A drawing made for the Army in Texas in 1946 illustrates the design. The A11 stage appears to use six of the A-10 engines. The A10 is nested within the A11 propellant tank, as was the A9 in the A10. The A9 was winged, indicating a gliding recovery or bombing mission. To achieve orbit, either a small kick stage would be needed, or the A9 would have to be significantly lightened compared to the standard version. In any case a payload of only a few 100 kg could be orbited.

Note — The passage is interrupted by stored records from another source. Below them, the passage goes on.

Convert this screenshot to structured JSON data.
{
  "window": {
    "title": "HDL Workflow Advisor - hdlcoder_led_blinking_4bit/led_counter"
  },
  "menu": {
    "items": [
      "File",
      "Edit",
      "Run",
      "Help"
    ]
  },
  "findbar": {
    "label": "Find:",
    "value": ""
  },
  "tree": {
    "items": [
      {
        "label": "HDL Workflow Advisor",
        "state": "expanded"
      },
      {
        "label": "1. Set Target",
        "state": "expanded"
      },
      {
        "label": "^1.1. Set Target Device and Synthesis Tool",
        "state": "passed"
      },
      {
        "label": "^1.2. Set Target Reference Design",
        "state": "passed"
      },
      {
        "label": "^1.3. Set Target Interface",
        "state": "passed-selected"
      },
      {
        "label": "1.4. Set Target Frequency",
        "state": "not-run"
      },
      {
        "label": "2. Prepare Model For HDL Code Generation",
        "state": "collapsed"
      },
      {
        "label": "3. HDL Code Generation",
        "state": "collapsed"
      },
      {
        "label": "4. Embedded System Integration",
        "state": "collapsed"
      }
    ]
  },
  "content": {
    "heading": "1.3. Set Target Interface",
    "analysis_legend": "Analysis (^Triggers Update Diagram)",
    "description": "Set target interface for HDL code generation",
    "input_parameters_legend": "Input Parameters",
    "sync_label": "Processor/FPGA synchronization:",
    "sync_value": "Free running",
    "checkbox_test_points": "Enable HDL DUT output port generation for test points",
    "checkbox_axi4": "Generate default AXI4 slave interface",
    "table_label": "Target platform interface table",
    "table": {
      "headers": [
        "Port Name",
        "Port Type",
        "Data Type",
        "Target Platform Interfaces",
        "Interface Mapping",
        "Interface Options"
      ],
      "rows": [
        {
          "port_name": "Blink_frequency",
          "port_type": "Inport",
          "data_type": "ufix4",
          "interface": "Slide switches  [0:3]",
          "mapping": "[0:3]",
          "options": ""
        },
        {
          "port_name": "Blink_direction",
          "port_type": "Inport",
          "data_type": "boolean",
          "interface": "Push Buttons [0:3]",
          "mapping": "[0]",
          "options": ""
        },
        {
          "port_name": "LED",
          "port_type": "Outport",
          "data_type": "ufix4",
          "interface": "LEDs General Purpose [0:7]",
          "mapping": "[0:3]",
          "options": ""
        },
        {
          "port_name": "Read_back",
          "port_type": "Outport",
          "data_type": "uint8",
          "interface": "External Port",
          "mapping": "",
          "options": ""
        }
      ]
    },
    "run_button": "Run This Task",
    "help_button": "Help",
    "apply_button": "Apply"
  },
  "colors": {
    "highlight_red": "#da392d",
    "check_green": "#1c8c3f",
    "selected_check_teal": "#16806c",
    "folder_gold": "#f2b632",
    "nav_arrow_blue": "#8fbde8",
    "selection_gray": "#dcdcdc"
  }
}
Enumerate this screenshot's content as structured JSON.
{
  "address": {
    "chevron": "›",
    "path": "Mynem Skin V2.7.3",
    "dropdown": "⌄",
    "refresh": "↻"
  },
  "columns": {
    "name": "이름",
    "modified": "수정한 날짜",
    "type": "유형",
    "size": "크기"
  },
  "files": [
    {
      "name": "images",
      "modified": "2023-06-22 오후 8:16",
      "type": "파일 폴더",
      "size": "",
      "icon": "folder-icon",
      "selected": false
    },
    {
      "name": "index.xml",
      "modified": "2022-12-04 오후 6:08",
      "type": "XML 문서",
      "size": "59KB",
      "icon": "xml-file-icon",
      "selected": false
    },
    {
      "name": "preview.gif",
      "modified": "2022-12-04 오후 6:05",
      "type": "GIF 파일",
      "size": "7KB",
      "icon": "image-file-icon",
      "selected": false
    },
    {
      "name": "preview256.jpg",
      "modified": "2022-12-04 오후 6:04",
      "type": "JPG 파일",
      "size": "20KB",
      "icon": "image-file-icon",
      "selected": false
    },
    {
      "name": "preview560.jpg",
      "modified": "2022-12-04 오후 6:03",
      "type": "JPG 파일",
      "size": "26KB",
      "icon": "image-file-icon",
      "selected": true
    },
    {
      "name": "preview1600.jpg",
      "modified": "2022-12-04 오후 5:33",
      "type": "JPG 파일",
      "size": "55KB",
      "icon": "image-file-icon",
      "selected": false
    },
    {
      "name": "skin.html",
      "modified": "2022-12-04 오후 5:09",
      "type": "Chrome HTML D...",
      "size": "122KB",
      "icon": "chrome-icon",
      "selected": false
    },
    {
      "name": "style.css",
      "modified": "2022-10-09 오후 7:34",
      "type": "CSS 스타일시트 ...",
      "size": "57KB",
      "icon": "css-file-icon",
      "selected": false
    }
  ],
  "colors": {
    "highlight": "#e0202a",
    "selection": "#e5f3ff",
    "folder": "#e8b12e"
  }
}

LEO Payload: 500 kg (1,100 lb) to a 300 km orbit at 90.00 degrees.
Stage Data - A9/A10/A11
Credit: © Mark Wade
Using catapults and wings an A9 might nearly achieve 1000 km range, but the only solution for transatlantic missions was the two-stage A9/A10. The A10 boost stage was to have a total mass of 87 tonnes, of which 62 tonnes would be propellant. The stage's 200 tonne thrust motor would burn for 50 to 60 seconds, taking the A9 upper stage to 1200 m/s. Then the A9 would separate and burn its engine, reaching an apogee of 55 km, followed by a long hypersonic glide in the atmosphere. The second stage would be equipped with air brakes for deceleration over the target, followed by a parachute for recovery in the water. The A9/A10 would reach a maximum velocity of 2800 m/s, and have a range of 4100 km, and a total flight time of 35 minutes. Full-scale development was underway, when further significant work on the project was stopped at the end of 1942. Only the Advanced Projects Group, under the direction of Dip-Ing Roth and Ing Palt, continued design of the missile. It was also planned to develop, after the war, a stratospheric rocket that could travel in 40 minutes from Europe to America. After that, the target was orbital spaceships that could reach 8 km/sec and 500 km orbital altitude. Beyond that, space stations and the burial in space of the embalmed bodies of the rocket developers and men of the rocket service. Manned expeditions to the moon were also a popular theme for research. Finally, the use of nuclear energy to achieve interstellar travel was studied by the Advanced Projects Group.
As part of a summary of his work on rockets during World War II, Wernher von Braun speculated on future uses of rocket power. These included an observatory in space, the construction of space stations in earth orbit, a space mirror, and interplanetary travel, beginning with trips to the moon.